Again, the pain cut a blow to her heart. How did Annie know about Rachel’s tears? Had she heard what her grandfather used to say, back before they’d come to live here? Was Benjamin still telling folk that his daughter had cried her eyes out—that’s why she couldn’t see? ’Course, no one in their Plain community really and truly believed what the English doctor had said—not anymore anyway. He’d said Rachel’s sight would return quickly, but it hadn’t. No amount of wishing or hoping could make it so.
“Will you promise, Mamma?” Annie said again.
“I can’t promise you for sure, but I’ll try at least.”
“That’s wonderful-gut. Because we’ve got us some pumpkins to pick tomorrow. Won’tcha come help me?” Annie wrapped her slender arms around Rachel and hugged her hard.
“Maybe I will,” replied Rachel, hugging back. “Maybe tomorrow I will.”
Philip was contemplating his interview questions, crafting them wisely as his sister had recommended, even getting them down in longhand for a change. Stopping, he stared at the desk, tinkering with his pen. He noticed the many cubicles and cubbyholes, realizing that most men probably would not have concerned themselves over the size of a compartment to store paper clips, staples, and the like. But he was one to enjoy a systematic approach to order, and the current location of his computer work station and filing cabinets in his home office were not conducive to anything akin to organization.

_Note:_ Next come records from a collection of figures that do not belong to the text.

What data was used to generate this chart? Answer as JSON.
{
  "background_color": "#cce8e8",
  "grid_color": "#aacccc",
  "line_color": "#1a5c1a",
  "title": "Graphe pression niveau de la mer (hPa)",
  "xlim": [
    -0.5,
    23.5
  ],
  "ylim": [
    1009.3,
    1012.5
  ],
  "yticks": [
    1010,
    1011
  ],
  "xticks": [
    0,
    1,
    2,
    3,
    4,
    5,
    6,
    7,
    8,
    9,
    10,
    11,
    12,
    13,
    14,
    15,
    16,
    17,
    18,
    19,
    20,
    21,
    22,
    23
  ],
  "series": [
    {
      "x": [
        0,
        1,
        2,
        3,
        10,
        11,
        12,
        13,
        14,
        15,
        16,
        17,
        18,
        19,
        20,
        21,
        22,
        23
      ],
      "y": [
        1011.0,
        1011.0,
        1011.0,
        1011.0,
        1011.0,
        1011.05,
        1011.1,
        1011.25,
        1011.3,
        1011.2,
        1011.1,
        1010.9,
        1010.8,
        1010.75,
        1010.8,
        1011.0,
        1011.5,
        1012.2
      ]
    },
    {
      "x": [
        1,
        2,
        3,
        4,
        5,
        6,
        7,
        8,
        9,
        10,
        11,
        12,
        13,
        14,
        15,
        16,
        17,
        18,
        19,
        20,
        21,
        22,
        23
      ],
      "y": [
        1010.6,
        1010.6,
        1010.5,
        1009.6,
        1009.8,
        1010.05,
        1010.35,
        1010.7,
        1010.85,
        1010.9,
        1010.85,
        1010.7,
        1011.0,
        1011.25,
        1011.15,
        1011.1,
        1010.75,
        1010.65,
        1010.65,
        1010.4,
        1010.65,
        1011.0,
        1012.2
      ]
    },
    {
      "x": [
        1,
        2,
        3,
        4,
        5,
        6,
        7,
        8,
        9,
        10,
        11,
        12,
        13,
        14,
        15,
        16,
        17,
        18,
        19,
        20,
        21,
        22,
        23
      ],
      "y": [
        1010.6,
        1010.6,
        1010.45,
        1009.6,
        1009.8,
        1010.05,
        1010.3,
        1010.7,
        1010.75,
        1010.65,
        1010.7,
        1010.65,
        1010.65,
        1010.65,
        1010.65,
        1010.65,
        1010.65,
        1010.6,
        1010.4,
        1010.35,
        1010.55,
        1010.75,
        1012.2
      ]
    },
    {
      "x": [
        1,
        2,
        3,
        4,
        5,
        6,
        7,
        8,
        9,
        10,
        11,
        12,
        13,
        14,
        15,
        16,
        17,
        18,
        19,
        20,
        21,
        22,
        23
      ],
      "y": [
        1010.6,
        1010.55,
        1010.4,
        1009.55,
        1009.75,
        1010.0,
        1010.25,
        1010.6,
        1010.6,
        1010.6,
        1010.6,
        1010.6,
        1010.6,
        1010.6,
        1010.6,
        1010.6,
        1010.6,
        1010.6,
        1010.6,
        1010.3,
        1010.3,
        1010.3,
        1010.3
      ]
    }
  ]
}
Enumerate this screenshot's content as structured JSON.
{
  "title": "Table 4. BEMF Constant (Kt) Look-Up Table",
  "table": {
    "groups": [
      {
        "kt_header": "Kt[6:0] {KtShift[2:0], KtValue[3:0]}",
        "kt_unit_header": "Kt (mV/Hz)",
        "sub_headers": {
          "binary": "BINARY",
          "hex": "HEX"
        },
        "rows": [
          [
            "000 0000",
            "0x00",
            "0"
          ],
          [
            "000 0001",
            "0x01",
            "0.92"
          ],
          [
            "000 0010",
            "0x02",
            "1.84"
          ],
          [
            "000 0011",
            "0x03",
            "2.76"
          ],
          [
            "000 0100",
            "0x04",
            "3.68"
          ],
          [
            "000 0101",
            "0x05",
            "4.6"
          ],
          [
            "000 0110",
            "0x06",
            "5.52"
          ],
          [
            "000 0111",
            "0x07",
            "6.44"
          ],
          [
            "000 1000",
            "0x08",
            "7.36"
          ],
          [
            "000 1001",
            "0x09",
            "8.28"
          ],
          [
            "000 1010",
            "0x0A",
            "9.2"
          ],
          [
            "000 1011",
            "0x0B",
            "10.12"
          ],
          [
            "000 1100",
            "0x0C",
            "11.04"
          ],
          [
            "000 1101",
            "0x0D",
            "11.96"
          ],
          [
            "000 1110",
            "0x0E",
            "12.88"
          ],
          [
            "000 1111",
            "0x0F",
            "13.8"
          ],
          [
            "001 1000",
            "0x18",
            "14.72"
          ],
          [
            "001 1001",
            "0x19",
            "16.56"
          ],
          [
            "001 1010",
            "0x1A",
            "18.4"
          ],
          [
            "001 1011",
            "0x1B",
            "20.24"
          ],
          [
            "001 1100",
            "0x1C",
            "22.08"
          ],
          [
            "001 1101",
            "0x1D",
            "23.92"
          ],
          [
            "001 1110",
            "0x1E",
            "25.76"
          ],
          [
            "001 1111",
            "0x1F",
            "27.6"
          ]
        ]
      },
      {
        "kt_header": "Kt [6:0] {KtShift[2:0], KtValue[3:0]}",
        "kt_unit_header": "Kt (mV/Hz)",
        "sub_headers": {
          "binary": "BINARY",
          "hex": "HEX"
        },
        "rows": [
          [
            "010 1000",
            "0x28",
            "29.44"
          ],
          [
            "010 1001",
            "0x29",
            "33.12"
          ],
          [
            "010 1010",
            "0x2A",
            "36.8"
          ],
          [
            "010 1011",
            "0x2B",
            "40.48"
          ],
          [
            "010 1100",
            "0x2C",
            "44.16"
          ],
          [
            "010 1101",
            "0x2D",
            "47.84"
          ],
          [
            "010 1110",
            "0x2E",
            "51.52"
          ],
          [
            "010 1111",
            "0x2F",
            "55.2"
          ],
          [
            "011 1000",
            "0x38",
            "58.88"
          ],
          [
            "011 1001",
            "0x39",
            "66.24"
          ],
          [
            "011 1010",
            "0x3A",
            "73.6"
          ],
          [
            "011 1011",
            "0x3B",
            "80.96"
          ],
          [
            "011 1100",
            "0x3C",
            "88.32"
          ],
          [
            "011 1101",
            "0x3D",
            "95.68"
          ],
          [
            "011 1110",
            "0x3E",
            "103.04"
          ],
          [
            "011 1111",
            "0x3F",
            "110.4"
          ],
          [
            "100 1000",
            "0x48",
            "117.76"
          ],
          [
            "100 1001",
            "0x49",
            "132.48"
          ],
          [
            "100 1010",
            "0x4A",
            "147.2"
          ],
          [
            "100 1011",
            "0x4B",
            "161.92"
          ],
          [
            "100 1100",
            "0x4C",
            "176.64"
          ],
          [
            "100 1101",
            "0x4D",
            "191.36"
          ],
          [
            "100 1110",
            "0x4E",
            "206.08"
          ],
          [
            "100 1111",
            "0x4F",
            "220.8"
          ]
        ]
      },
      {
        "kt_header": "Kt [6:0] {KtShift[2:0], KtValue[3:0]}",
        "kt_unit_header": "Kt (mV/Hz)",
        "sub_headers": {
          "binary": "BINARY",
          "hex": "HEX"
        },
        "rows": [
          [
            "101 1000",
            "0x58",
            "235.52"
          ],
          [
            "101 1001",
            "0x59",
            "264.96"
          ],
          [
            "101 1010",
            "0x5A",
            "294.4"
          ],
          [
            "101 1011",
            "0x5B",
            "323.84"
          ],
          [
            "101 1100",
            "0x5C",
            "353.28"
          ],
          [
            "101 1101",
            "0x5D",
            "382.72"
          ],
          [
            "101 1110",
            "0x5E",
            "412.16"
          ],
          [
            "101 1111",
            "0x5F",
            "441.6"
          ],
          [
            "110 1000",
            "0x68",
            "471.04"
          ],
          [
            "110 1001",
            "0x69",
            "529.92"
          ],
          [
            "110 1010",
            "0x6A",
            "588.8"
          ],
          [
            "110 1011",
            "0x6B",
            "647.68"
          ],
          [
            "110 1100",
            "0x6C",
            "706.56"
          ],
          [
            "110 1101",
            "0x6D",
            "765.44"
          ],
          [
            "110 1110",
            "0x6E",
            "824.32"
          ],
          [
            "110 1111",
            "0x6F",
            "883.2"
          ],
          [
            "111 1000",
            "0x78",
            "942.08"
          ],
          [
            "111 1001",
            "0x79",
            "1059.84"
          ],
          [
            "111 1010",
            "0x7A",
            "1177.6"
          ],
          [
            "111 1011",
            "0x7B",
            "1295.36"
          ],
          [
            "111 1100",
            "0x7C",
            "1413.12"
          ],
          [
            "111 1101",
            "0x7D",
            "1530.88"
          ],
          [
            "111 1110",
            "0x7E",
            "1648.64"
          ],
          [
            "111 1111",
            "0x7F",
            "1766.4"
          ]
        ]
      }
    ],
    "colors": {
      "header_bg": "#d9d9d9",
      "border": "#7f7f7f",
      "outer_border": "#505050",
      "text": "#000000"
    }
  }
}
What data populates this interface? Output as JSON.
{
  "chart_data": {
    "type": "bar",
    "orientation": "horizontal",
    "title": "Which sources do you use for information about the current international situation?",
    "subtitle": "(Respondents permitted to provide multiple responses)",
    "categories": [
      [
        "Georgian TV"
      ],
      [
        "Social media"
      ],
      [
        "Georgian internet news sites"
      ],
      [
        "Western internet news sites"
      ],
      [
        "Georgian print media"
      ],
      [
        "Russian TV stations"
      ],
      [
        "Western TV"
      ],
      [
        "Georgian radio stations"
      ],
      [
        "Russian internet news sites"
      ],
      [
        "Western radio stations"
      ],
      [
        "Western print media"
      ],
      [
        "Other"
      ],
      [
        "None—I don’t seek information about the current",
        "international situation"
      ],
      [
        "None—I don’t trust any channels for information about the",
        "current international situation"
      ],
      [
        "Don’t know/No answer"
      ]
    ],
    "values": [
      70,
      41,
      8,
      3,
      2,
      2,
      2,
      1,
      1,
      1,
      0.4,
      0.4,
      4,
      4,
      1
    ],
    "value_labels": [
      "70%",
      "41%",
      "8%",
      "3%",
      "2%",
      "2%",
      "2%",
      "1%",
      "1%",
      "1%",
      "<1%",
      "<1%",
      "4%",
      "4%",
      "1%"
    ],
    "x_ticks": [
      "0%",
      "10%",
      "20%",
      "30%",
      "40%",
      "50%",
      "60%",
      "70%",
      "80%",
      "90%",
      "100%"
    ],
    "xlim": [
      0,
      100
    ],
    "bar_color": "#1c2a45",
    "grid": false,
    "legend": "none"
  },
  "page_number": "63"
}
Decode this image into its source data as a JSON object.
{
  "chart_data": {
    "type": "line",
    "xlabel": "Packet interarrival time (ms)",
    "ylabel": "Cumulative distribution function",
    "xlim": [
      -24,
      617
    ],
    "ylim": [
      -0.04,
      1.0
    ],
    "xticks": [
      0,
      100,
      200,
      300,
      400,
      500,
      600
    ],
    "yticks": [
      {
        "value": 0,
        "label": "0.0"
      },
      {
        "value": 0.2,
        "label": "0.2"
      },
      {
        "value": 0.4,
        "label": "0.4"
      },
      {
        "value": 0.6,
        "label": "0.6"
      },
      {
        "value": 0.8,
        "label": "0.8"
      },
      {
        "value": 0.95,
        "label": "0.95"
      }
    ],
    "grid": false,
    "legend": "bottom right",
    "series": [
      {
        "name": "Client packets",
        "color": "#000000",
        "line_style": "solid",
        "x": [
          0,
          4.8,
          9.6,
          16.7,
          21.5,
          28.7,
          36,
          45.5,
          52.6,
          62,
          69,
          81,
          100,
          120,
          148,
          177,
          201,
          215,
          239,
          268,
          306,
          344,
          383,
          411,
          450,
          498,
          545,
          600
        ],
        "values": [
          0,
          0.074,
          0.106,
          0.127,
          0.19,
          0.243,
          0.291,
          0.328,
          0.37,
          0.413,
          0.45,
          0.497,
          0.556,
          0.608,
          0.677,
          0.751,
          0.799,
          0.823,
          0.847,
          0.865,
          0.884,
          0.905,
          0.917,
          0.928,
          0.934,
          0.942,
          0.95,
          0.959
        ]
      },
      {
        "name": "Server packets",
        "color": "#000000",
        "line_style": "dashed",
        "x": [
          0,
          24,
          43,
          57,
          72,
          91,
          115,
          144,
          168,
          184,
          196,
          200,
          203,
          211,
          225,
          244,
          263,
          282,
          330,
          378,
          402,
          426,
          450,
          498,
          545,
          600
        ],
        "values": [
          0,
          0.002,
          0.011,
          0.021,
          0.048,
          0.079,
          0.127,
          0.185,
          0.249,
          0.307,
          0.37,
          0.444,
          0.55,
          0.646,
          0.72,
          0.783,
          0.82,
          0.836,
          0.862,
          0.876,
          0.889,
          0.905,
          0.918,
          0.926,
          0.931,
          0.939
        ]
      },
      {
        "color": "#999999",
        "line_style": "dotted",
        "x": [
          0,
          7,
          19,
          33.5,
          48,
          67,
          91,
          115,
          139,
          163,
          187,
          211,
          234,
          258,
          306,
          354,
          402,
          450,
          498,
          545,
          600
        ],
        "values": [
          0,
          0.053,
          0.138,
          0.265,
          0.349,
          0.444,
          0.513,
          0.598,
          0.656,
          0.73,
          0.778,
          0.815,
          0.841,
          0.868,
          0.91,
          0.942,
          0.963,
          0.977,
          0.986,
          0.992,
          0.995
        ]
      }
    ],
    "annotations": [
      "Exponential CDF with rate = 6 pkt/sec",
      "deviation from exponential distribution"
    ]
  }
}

In the process of opening and closing the various drawers and investigating the nooks in the magnificent desk, he acquired the notion that his system was too limited, at best.
Where can I locate such a desk? he wondered. Almost immediately he decided against inquiring of Susanna or Benjamin Zook. Perhaps someone at the Country Store might be able to direct him to an antique auction or estate sale. Yes, that’s what he might do after his interviews tomorrow. The plan of action, though rather simple, gave him a surprising surge of energy. Not to say that he wasn’t still thoroughly worn out, but the idea was a grand one.